This article highlights the critical implications of physical attacks, such as drone strikes, on cloud infrastructure, specifically AWS data centers. It underscores the importance of designing systems with extreme resilience and disaster recovery strategies that account for non-cyber threats. The events demonstrate that even major cloud providers are susceptible to physical disruptions, necessitating robust multi-region and multi-cloud architectures.
Read original on The Pragmatic EngineerThe unprecedented incident of AWS data centers being partially or fully taken offline due to physical drone attacks in Bahrain and the UAE serves as a stark reminder that even highly distributed cloud infrastructure is not immune to non-cyber threats. This event forces system architects to reconsider the scope of disaster recovery planning and fault tolerance.

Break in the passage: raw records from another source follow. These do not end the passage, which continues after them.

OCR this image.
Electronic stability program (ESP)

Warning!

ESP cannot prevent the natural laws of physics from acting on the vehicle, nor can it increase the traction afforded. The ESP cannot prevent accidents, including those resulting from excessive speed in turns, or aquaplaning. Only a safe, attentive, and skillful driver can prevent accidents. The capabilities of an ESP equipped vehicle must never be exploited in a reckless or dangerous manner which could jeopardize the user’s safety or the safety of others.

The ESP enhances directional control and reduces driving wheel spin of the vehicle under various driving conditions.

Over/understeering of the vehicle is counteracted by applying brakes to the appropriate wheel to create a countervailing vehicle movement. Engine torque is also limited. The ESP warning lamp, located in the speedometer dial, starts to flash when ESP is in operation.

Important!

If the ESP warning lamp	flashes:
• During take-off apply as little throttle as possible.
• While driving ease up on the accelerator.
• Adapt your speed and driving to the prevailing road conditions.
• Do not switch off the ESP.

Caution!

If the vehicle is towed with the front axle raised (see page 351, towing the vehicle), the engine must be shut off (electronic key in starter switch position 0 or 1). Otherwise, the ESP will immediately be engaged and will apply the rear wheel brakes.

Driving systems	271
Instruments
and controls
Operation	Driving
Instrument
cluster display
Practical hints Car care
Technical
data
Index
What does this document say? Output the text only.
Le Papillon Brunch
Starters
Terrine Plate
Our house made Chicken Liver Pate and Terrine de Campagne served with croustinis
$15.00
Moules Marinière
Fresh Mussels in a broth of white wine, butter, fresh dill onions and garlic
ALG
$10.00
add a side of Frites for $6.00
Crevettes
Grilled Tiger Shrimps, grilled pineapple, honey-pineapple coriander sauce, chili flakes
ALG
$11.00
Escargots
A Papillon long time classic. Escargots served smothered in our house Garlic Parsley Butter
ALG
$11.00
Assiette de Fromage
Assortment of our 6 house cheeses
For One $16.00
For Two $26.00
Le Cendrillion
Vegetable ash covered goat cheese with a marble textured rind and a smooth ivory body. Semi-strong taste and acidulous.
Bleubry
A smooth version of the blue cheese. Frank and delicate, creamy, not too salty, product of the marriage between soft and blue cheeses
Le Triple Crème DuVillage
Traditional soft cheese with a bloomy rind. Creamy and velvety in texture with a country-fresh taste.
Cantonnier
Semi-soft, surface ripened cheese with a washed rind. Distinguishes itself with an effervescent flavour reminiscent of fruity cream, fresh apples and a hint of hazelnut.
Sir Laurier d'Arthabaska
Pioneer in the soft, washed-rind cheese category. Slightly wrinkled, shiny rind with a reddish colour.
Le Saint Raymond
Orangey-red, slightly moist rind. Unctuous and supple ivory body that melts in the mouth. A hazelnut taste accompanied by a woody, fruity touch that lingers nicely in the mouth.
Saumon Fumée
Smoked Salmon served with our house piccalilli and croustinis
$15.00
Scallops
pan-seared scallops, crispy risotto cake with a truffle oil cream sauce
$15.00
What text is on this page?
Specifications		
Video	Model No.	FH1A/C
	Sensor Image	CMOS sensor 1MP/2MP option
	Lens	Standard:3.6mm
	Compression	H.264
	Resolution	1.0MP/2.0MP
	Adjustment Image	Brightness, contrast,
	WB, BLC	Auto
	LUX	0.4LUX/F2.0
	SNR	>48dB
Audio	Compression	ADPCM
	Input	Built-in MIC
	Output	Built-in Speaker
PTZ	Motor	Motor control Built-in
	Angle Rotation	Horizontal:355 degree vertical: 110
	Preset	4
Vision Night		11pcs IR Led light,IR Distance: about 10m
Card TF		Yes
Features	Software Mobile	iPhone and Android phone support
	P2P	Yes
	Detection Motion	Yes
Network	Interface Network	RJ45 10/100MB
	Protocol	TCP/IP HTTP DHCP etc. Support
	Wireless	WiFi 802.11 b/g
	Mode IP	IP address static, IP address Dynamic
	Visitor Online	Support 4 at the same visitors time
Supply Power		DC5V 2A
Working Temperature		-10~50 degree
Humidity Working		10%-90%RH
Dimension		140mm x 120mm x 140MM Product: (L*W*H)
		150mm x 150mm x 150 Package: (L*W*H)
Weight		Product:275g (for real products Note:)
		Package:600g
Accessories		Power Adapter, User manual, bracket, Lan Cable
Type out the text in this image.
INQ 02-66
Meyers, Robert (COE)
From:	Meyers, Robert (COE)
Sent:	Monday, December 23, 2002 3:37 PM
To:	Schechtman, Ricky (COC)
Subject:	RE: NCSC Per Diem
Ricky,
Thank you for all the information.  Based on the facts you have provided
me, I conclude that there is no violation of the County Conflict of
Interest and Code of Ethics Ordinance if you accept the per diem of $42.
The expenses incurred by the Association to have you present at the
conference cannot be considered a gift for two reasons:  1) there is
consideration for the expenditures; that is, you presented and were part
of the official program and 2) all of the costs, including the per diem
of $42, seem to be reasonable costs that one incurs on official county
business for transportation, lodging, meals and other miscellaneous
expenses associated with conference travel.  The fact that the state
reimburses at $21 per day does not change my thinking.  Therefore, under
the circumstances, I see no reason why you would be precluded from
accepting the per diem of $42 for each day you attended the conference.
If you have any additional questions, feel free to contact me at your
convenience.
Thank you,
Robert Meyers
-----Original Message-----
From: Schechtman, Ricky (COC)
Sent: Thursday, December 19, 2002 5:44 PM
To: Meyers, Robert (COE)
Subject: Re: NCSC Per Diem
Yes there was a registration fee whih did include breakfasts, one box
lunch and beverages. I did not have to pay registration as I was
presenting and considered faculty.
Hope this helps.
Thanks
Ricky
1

Traditionally, disaster recovery strategies in cloud environments focus heavily on software bugs, hardware failures, natural disasters (like earthquakes or floods affecting a region), and network outages. Physical attacks on data centers introduce a new dimension to resiliency planning. It emphasizes the need for geographical dispersion and isolation that can withstand targeted kinetic events, not just regional outages due affecting a single data center complex or availability zone.
Key Takeaway for System Architects
Even with multiple Availability Zones within a single cloud region, a coordinated physical attack on that specific geographical area (region) could compromise all resources. True resilience against such threats requires leveraging multiple, geographically distinct cloud regions, potentially even across different cloud providers (multi-cloud strategy).